You may not be aware that when applying for auto insurance that the agent is also taking a look at your personal credit score. It plays a part in what your premiums ultimately end up being in the end. Here is what you need to know about how insurance and credit scores relate.
Why Does Your Credit Score Matter?
The way that insurance companies determine premiums is by determining how big of a risk you are when it comes to driving. Based on statistics, people that have lower credit scores will be more likely to file an insurance claim on their auto insurance. Even though it may seem like driving and credit scores are unrelated, this is used to help categorize drivers when determining rates.

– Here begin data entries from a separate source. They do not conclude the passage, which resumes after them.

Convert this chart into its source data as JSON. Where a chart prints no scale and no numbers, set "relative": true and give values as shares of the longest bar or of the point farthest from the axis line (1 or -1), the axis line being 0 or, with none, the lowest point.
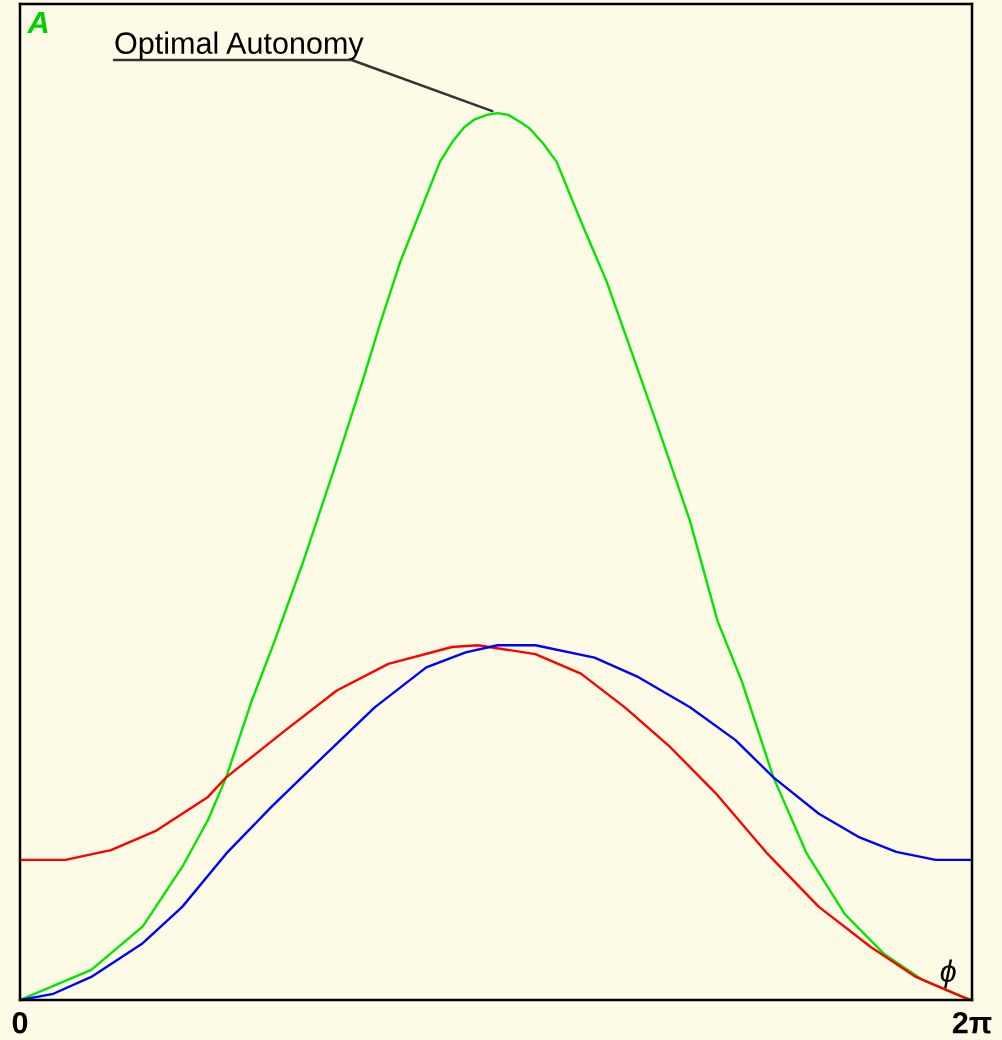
{
  "chart_data": {
    "type": "line",
    "xlabel": "ϕ",
    "ylabel": "A",
    "relative": true,
    "tick_labels": "x",
    "xlim": [
      0,
      6.28
    ],
    "xticks": [
      0,
      {
        "value": 6.28,
        "label": "2π"
      }
    ],
    "annotations": [
      {
        "text": "Optimal Autonomy",
        "x": 3.15,
        "y": 1.0
      }
    ],
    "series": [
      {
        "color": "#00e600",
        "x": [
          0,
          0.47,
          0.81,
          1.07,
          1.24,
          1.36,
          1.53,
          1.68,
          1.87,
          2.09,
          2.26,
          2.38,
          2.51,
          2.64,
          2.77,
          2.85,
          2.93,
          3.0,
          3.08,
          3.15,
          3.22,
          3.3,
          3.36,
          3.45,
          3.54,
          3.7,
          3.87,
          4.04,
          4.21,
          4.42,
          4.6,
          4.76,
          4.97,
          5.19,
          5.44,
          5.7,
          5.95,
          6.21,
          6.28
        ],
        "values": [
          0,
          0.034,
          0.083,
          0.15,
          0.203,
          0.251,
          0.338,
          0.405,
          0.495,
          0.608,
          0.698,
          0.765,
          0.833,
          0.889,
          0.945,
          0.967,
          0.984,
          0.993,
          0.998,
          1.0,
          0.998,
          0.99,
          0.983,
          0.966,
          0.945,
          0.878,
          0.81,
          0.728,
          0.645,
          0.54,
          0.428,
          0.36,
          0.251,
          0.165,
          0.097,
          0.052,
          0.023,
          0.004,
          0
        ]
      },
      {
        "color": "#ff0000",
        "x": [
          0,
          0.3,
          0.6,
          0.9,
          1.24,
          1.36,
          1.75,
          2.09,
          2.43,
          2.85,
          3.02,
          3.4,
          3.7,
          3.99,
          4.29,
          4.59,
          4.93,
          5.27,
          5.61,
          5.91,
          6.21,
          6.27
        ],
        "values": [
          0.158,
          0.158,
          0.169,
          0.191,
          0.229,
          0.251,
          0.304,
          0.349,
          0.379,
          0.398,
          0.4,
          0.39,
          0.368,
          0.33,
          0.285,
          0.233,
          0.165,
          0.105,
          0.06,
          0.026,
          0.004,
          0
        ]
      },
      {
        "color": "#0000ff",
        "x": [
          0,
          0.22,
          0.47,
          0.81,
          1.07,
          1.36,
          1.66,
          2.04,
          2.34,
          2.68,
          2.94,
          3.15,
          3.4,
          3.79,
          4.08,
          4.42,
          4.72,
          4.97,
          5.27,
          5.53,
          5.78,
          6.04,
          6.28
        ],
        "values": [
          0,
          0.007,
          0.026,
          0.064,
          0.105,
          0.165,
          0.218,
          0.281,
          0.33,
          0.375,
          0.392,
          0.4,
          0.4,
          0.386,
          0.364,
          0.33,
          0.293,
          0.251,
          0.21,
          0.184,
          0.167,
          0.158,
          0.158
        ]
      }
    ]
  }
}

If an insurance provider isn't pulling your credit, there are other techniques that they use to determine how big of a risk you are
What Is Your Insurance Score?
Your insurance score will be another way that insurance companies gauge how big of a risk you are. It is very similar to your credit score, and also used in a similar way.
The range of an insurance score is between 200 and 997, which is different than a credit score that goes up to 850. The higher your score, the better your rating is. If you have an insurance score that is 770 or above, you are considered to have a good insurance score and are a lower risk in the eyes of your insurance company. You'll receive a lower premium in return.

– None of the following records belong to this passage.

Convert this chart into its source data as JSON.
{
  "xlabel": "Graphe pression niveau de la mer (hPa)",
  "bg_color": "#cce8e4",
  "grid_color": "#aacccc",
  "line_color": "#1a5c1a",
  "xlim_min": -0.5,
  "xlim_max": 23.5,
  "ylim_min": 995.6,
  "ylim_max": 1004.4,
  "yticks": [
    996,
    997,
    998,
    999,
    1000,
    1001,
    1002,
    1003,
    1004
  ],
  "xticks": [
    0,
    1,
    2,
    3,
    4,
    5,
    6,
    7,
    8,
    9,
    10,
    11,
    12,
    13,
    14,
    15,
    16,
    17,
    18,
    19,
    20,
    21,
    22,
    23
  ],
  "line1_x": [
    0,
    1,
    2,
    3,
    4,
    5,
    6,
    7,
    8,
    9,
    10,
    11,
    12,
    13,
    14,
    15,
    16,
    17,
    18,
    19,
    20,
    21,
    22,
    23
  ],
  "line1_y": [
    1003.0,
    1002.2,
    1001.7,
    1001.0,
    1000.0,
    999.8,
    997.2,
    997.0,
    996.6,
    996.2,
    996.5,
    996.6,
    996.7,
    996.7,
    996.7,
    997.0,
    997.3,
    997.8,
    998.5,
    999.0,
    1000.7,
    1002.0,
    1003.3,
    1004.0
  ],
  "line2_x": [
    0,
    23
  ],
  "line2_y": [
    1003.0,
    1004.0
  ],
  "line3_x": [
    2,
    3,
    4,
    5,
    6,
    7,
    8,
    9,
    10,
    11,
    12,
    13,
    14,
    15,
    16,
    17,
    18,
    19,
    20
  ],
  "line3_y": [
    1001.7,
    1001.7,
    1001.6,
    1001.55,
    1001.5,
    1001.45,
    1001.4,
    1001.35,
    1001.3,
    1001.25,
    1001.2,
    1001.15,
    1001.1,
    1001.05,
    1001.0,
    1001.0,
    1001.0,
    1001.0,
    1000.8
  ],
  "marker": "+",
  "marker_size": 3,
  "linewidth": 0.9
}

What Determines Your Insurance Score?
An insurance score is based off of many factors, but it starts by looking at what is in your existing credit history. It then adds in other factors related to your driving, such as if you have received speeding tickets, been in auto accidents, or filed an insurance claim in the past. It also takes into consideration your age and gender. This is more important if you are a new driver and do not have a previous driving history, since young drivers are considered more of a risk than older and experienced drivers.
How Can You Improve Your Scores?
You can make improvements to your own credit score by paying off debts that show up on a credit report to improve your score. For your insurance score, there is not much you can do other than drive safely and wait out any infractions. For instance, a traffic violation will remain on your driving record for 3 years from the date of conviction.